En 1795, reunidos bajo la iluminación de Hölderlin a quien acompañan Hegel y Schelling, se manufactura un texto portentoso: el conocido “El más antiguo programa de sistema del idealismo alemán”, en el que se exhiben las aspiraciones de tres mentalidades prodigiosas, pero, más aún, de tres almas en busca de su propio y singular sentido por una elevación tanto soberana como suigéneris del pensamiento. La tríada se cuestiona: “¿Cómo tiene que estar constituido un mundo para una esencia moral?”, a lo que responden: “Solo lo que es objeto de la libertad se llama idea. ¡Tenemos que ir más allá del Estado! Pues todo Estado tiene que tratar a hombres libres como engranaje mecánico; y esto no debe hacerlo; por lo tanto, debe cesar”.
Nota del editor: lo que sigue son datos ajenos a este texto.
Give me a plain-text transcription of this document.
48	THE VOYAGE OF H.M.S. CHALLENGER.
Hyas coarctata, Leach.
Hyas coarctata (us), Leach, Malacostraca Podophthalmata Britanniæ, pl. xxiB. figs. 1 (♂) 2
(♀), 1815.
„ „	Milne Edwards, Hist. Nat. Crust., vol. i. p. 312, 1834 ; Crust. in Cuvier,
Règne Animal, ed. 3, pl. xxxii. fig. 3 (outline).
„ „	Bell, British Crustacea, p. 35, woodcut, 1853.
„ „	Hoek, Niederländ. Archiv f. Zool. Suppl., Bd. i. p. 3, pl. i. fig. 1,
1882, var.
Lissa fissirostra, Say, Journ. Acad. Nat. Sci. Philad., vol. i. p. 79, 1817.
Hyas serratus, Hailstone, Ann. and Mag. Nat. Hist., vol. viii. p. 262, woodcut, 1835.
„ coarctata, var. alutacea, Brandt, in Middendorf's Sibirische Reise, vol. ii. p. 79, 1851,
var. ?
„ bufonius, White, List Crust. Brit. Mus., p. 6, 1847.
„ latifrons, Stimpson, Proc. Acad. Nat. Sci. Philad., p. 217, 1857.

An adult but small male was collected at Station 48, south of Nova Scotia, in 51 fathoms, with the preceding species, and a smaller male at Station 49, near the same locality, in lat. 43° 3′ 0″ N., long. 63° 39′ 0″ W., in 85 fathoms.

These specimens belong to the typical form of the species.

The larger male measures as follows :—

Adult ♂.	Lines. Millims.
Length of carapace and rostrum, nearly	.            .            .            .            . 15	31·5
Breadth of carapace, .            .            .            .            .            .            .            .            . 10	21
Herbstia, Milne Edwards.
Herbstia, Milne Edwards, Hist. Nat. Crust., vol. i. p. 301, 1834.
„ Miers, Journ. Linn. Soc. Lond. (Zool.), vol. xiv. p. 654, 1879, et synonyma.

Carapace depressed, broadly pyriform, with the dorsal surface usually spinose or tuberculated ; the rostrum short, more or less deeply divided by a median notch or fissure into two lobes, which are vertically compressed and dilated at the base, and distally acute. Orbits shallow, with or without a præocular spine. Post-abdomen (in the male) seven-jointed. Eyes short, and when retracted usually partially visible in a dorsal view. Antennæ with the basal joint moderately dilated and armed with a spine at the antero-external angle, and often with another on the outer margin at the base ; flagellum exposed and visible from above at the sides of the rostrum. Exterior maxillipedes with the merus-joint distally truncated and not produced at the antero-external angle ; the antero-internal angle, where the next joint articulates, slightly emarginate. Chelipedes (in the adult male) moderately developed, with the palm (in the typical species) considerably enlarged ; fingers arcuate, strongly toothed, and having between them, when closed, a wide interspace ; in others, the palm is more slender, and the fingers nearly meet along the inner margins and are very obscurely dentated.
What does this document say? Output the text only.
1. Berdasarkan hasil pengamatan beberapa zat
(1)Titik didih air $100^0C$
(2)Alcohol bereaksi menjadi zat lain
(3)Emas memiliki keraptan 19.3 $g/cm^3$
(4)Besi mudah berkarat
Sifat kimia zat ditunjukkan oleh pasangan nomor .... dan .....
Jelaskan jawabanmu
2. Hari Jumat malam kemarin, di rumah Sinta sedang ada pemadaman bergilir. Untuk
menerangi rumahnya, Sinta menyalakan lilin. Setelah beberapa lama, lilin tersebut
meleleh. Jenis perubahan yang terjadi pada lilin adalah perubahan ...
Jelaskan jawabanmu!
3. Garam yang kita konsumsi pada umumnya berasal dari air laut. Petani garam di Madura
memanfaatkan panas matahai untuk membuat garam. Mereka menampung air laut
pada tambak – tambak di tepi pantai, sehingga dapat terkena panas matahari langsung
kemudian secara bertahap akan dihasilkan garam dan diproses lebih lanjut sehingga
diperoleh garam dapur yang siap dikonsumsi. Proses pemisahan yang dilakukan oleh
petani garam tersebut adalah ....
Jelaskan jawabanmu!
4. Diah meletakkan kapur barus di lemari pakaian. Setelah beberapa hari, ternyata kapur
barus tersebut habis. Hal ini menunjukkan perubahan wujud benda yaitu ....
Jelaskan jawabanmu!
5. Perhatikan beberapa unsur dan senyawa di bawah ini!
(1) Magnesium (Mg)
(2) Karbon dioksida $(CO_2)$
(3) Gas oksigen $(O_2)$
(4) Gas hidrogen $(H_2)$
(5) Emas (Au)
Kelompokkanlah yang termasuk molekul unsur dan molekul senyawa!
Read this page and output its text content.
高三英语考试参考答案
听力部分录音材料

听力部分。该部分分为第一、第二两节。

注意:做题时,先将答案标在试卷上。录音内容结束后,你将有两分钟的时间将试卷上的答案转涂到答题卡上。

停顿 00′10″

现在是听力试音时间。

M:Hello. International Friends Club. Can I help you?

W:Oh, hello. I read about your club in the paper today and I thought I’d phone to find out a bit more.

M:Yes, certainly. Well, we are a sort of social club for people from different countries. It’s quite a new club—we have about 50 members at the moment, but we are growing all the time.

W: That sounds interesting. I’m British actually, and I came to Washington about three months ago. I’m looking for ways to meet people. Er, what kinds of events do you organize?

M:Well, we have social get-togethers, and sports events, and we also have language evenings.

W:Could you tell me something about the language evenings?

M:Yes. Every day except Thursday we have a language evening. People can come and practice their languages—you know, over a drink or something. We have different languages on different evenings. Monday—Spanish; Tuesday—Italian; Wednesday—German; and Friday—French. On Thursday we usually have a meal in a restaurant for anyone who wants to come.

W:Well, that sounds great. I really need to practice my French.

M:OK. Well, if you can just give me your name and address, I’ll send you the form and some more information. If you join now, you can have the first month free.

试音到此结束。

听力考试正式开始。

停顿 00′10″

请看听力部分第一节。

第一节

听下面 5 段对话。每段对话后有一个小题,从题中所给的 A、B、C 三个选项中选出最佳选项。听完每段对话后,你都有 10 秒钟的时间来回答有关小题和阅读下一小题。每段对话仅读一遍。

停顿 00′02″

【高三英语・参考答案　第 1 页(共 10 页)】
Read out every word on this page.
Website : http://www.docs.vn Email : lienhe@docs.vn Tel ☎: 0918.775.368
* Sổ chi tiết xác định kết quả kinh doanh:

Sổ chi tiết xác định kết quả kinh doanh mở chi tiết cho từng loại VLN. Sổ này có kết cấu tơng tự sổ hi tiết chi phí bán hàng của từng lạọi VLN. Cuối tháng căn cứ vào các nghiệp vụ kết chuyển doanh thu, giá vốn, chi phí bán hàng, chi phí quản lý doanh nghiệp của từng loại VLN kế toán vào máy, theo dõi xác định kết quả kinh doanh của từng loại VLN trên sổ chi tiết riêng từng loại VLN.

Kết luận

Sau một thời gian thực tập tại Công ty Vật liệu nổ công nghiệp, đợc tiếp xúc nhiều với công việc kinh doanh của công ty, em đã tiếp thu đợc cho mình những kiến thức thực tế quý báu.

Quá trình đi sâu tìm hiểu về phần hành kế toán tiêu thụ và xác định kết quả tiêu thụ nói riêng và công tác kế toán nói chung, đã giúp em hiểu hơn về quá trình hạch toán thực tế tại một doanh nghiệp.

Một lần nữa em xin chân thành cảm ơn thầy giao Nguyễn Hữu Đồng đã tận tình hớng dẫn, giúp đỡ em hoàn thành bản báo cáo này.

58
En su Hiperión, Hölderlin anota: “No sabe cuánto peca el que quiere hacer del Estado una escuela de costumbres. Siempre que el hombre ha querido hacer del Estado su cielo, lo ha convertido en su infierno”. Tras padecer constantes cuadros de depresión e insolvencias de control mental, se le diagnostica como enfermo mental en un grado ya de degenere crónico. La familia Zimmer lo resguarda en su hogar, en la torre que también le pertenece a la parentela. Ahí pasará los últimos treinta y seis años de su existencia, aunque para definirlo mejor será que ha de pasar la mitad de su vida en ese lugar, tras no poder regresar de la cima. Abrazó la locura en dos de sus formas: la de la poesía y la mental. Las amó y también fue perjudicado. Qué más osadía y magnificencia para una vida siendo como es, así de extensa, de genuina, de aberrante, de temeraria, de brutal. Corrió el peligro que vislumbraba Nietzsche al advertirnos que tuviéramos cuidado de observar al abismo de frente, pues pudiéramos correr el riesgo que el abismo nos regresara la mirada. Hölderlin acepto la mirada de regreso. ¿Qué más logro de tan alta estima se puede crear?